The Small Marble Palace: a beautiful fluke from the 19th century

 
08.06.2017
 
International programs

Toson rChristian Toson, EUSP alumnus, just published an interesting article in the 'Prospekt magazine' about the history of the EUSP building - beautiful Small Marble Palace:

It is difficult not to notice the Kushelev-Bezborodko Palace when walking along Gagarinskaya street. Its pink and grey marble facade, finely sculpted double-arched windows, and decorative lions with Italian motifs, combine for a unique piece in the great architectural ensemble of St Petersburg. Despite the city’s rich heritage, the number of marble-clad buildings here can be counted on the fingers of one hand—almost all of them big public buildings or churches, making the Small Marble Palace all the more remarkable.

The building was founded in 1858, when brothers Grigori and Nicolai Alexandrovich Kusheleev-Bezborodko decided to improve their assets on Gagarinskaya street. They called Edward Jacobich Schmidt (1822-1880), a designer from a protestant family in Württemberg and a naturalised Russian. As an architect, his education took place at the St Petersburg Academy of Fine Arts and was completed in a series of travels in Italy. Schmidt was connected to the Kushelevs through family relations and designed the building according to their caprices and the desire for luxury, thus combining a wide variety of styles in the different parts of the palace: a Neo-Renaissance facade, a couple of Louis XIV parlours, a Rococo chamber, a 19th century glass-and-iron orangerie, a library, and many other minor ambients and supplies.

We cannot place Schmidt among the great talents of architecture in his period, nonetheless, the palace he projected is one of the most unique masterpieces in St Petersburg. It is not always the case that a genius is needed to create a great artwork, especially when a great number of actors are involved in its realisation.

The original project of Schmidt was intended to be completed in traditional stucco, but exceptional circumstances allowed the Kushelevs to clad their facade with marble. In fact, in 1858 the long and expensive construction of St Isaac Cathedral was completed, and suddenly construction materials—high-quality marble and specialised labour coming from that working site—became relatively cheap. The Kusheleves seized the opportunity and built a small palace, as luxurious as a royal residence. In fact, after them, members of the highest aristocracy would continue to live in the building.

The palace came out so luxurious that after ten years, the Grand Duke Konstantin Nikolayevich (also the owner of the “big” Marble Palace) bought it for his son Nikolai Konstantinovich in 1873, who would become famous in Petersburg’s high society for his Casanova-style of life. In fact, the palace was the stage of one of the most claimed scandals of the time.

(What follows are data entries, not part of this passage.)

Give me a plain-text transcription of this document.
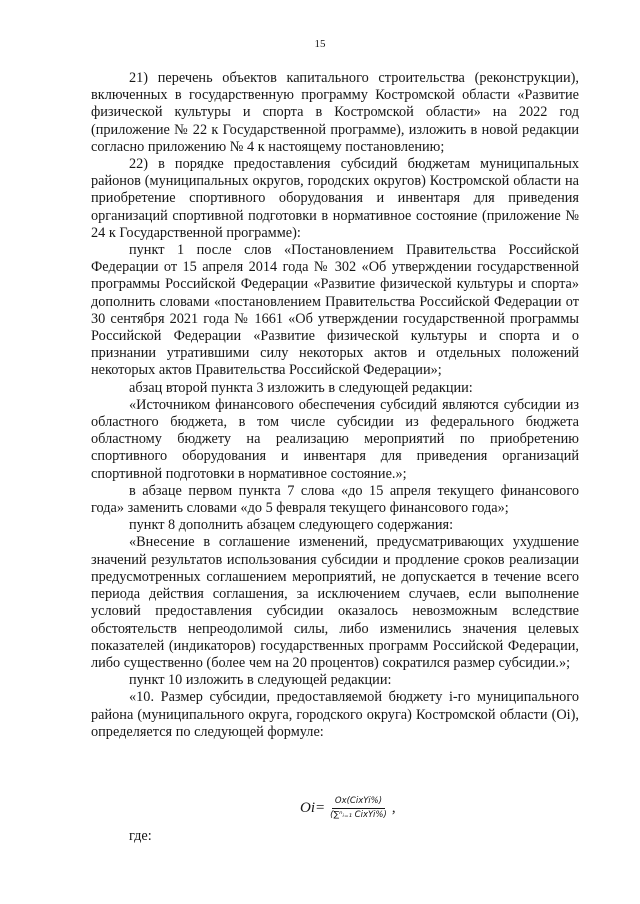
15

21) перечень объектов капитального строительства (реконструкции), включенных в государственную программу Костромской области «Развитие физической культуры и спорта в Костромской области» на 2022 год (приложение № 22 к Государственной программе), изложить в новой редакции согласно приложению № 4 к настоящему постановлению;

22) в порядке предоставления субсидий бюджетам муниципальных районов (муниципальных округов, городских округов) Костромской области на приобретение спортивного оборудования и инвентаря для приведения организаций спортивной подготовки в нормативное состояние (приложение № 24 к Государственной программе):

пункт 1 после слов «Постановлением Правительства Российской Федерации от 15 апреля 2014 года № 302 «Об утверждении государственной программы Российской Федерации «Развитие физической культуры и спорта» дополнить словами «постановлением Правительства Российской Федерации от 30 сентября 2021 года № 1661 «Об утверждении государственной программы Российской Федерации «Развитие физической культуры и спорта и о признании утратившими силу некоторых актов и отдельных положений некоторых актов Правительства Российской Федерации»;

абзац второй пункта 3 изложить в следующей редакции:

«Источником финансового обеспечения субсидий являются субсидии из областного бюджета, в том числе субсидии из федерального бюджета областному бюджету на реализацию мероприятий по приобретению спортивного оборудования и инвентаря для приведения организаций спортивной подготовки в нормативное состояние.»;

в абзаце первом пункта 7 слова «до 15 апреля текущего финансового года» заменить словами «до 5 февраля текущего финансового года»;

пункт 8 дополнить абзацем следующего содержания:

«Внесение в соглашение изменений, предусматривающих ухудшение значений результатов использования субсидии и продление сроков реализации предусмотренных соглашением мероприятий, не допускается в течение всего периода действия соглашения, за исключением случаев, если выполнение условий предоставления субсидии оказалось невозможным вследствие обстоятельств непреодолимой силы, либо изменились значения целевых показателей (индикаторов) государственных программ Российской Федерации, либо существенно (более чем на 20 процентов) сократился размер субсидии.»;

пункт 10 изложить в следующей редакции:

«10. Размер субсидии, предоставляемой бюджету i-го муниципального района (муниципального округа, городского округа) Костромской области (Oi), определяется по следующей формуле:

$Oi= \frac{\text{Ox(CixYi\%)}}{\text{(∑ⁿᵢ₌₁ CixYi\%)}}$ ,
где:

Nikolai Konstantinovich fell in love so deeply with the American ballerina Fanny Lear (aka Hattie Blackford), that he forsook his family, getting to the point of stealing the family’s gems, a crime for which he was exiled to Tashkent.

Then, from 1880 to 1913, the building became the residence of Ekaterina Dolgorukaya, the lover and morganatic wife of Tsar Alexander II. She was also an outsider to the Royal family, but she loved the Tsar so much that after his assassination, she remained in mourning for her husband and built a small memorial museum in his honour on the first floor. Some memoirs state that at the stairs of the main entrance, there was a real stuffed bear that greeted visitors with the inscription “Lisino. Killed by his Imperial Majesty near the Lisinski school forestries on 22 January 1875 year.”

After that, the palace was no longer a noble residence. It quickly passed from a rich merchant to the Soviet state, when it was a dance school and then the Research Institute for Labour. Since 1994, it has served as the headquarters of the European University, which has planned a big renovation project for the interiors, which have become rather decrepit since the Soviet period. However, currently, the future of the building is uncertain, due to the difficult legal situation surrounding the european University.